At home in Beechlawn, I’m just not in the habit anymore to go out the back so that’s easy enough. And at matches, I start jotting notes or writing report drafts during half-time to make sure I’m not idle.
That being said, I’m not in fear of breaking. I’m well past that point. And I should probably ease up on some of those extra duties. There’s been plenty of opportunities and I haven’t taken any. But we’ll push on the next three weeks first.
I managed to have a rare Sunday off and I ended up at the Taughmaconnell Community Games. It was fun, different but most importantly, you notice the community spirit more in a rural area. They ran a fantastic athletics event and it was a very enjoyable day.
Kate was happy with her crisps and drink following the Tots race though she did make a good attempt in the two under eight races. It’s the cruel side of Community Games, the August 1st cut off date as Kate’s birthday is late July. So, even though she is five, she’s already in under 8s.
It worked brilliant for me as my birthday is in the beginning of August so I was always one of the oldest. It doesn’t matter when cut off dates occur as somebody will always be the wrong side but it does open up opportunities for children that might be slightly behind in the January 1st activities.
But the most important thing was Kate finished every race and looked like she was enjoying it. She was even smiling to the crowd which was lovely. Throw in the good weather and a nearby playground, and you couldn’t argue with the facilities for good day out.
The Ballinasloe Community Games are on Friday week (11th May) in Duggan Park, Ballinasloe and I’m looking forward to them. I’ve been blessed to have been involved with the Community Games movement going all the way back to 1989 and offer my support whenever I can.
I may be the official area chairman now but Carmel Greally has been the heartbeat of Ballinasloe, and further afield, Community Games and she’s one of those people I’d do anything for. And she’s always been good to me as well.
In 1994, I broke my leg playing soccer with my cousin Eric (then six years old, the same one getting married this day two months) and my summer looked in ruin. It was coming off the back of one of my best summers as it was the year of USA ’94, Riverdance and being allowed out at night (pub etc).
But in July, I cracked my shinbone in three different places putting me on crutches for four months. I was meant to go to Mosney as a volunteer for the first time and Carmel made sure that still happened, even if I missed the first weekend.

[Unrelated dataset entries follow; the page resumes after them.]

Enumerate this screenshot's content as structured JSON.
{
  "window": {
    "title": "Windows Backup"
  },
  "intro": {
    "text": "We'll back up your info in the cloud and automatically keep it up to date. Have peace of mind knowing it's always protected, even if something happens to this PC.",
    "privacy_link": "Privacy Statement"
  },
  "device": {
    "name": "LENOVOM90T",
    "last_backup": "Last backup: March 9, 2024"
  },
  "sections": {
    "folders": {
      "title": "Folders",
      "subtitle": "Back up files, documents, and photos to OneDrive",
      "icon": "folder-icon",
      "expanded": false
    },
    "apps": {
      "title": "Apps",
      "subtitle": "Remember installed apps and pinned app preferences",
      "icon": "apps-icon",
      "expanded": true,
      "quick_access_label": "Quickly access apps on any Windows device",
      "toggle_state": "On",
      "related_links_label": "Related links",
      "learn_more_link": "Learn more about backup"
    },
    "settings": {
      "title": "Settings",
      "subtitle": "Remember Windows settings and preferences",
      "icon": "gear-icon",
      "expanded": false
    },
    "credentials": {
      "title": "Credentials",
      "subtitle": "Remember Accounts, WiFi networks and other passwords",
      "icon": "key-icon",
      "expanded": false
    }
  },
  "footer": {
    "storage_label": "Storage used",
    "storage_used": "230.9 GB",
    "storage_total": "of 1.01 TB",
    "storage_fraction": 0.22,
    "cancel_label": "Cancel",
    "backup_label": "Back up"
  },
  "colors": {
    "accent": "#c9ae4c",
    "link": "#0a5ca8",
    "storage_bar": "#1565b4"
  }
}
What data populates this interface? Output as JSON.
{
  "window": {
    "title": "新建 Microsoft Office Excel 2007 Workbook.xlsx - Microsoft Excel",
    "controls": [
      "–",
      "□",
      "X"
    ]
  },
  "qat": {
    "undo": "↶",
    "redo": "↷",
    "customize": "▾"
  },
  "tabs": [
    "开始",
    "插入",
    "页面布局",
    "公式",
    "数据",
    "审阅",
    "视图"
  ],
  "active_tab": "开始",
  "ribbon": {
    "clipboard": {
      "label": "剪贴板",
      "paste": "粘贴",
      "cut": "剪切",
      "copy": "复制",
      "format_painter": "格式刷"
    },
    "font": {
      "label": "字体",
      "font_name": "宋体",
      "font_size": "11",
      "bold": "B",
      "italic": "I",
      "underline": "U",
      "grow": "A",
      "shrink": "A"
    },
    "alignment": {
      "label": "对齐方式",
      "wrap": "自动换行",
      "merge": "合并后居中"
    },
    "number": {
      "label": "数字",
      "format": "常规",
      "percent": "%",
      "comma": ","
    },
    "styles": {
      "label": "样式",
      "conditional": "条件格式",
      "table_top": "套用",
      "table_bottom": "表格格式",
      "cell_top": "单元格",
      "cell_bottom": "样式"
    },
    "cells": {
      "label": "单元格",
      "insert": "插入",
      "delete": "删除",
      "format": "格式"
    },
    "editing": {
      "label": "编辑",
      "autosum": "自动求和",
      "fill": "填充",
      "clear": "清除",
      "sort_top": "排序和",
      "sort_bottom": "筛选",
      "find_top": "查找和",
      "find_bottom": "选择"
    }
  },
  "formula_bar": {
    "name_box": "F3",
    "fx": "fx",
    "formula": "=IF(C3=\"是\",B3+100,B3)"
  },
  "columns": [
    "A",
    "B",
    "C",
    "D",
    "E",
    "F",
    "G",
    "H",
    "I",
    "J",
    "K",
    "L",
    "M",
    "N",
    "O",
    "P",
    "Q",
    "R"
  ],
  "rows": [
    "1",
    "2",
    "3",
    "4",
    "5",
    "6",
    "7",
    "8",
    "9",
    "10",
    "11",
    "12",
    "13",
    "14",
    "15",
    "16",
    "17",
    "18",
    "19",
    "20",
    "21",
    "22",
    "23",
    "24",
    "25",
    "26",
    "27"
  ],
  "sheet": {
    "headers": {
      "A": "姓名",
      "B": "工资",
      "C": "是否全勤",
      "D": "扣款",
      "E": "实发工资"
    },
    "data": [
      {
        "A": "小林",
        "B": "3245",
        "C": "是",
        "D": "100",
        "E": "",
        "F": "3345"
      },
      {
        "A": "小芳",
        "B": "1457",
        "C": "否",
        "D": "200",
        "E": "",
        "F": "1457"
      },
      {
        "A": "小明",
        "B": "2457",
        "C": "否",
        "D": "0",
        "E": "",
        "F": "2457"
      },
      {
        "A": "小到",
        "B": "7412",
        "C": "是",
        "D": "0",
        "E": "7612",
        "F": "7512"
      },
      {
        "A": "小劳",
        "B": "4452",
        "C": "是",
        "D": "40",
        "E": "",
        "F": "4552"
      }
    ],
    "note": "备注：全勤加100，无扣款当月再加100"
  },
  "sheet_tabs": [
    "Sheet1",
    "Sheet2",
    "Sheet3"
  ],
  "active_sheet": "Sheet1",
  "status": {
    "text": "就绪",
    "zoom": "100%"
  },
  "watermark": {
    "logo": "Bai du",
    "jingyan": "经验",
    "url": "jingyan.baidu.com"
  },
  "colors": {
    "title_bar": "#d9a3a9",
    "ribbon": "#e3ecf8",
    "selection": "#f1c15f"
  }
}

I got a job in the Development Stand showing videos, my chalet with Galway was very accessible for a boy with one leg, I got to enjoy the arcade and most importantly, I still got to enjoy all the trimmings that came with the disco 😉
So, now before I get in trouble I’ll wrap up. The point I’m making is that while I’m as competitive a person as the next, we have to remember that being part of something is just as important as succeeding in it.
For over a quarter a century, I’ve enjoyed my time with Community Games and was delighted to co-ordinate the recent county chess and draughts championship even if my team didn’t win. I’ve had my day, my team have had their day, and no doubt we will have our day again.
Kate’s parents asked her to give her best and not to give up. That’s what she did and she enjoyed every bit of it. I also told her the same and I was proud of her afterwards. And she left with happy memories which at her age, is what it should be all about.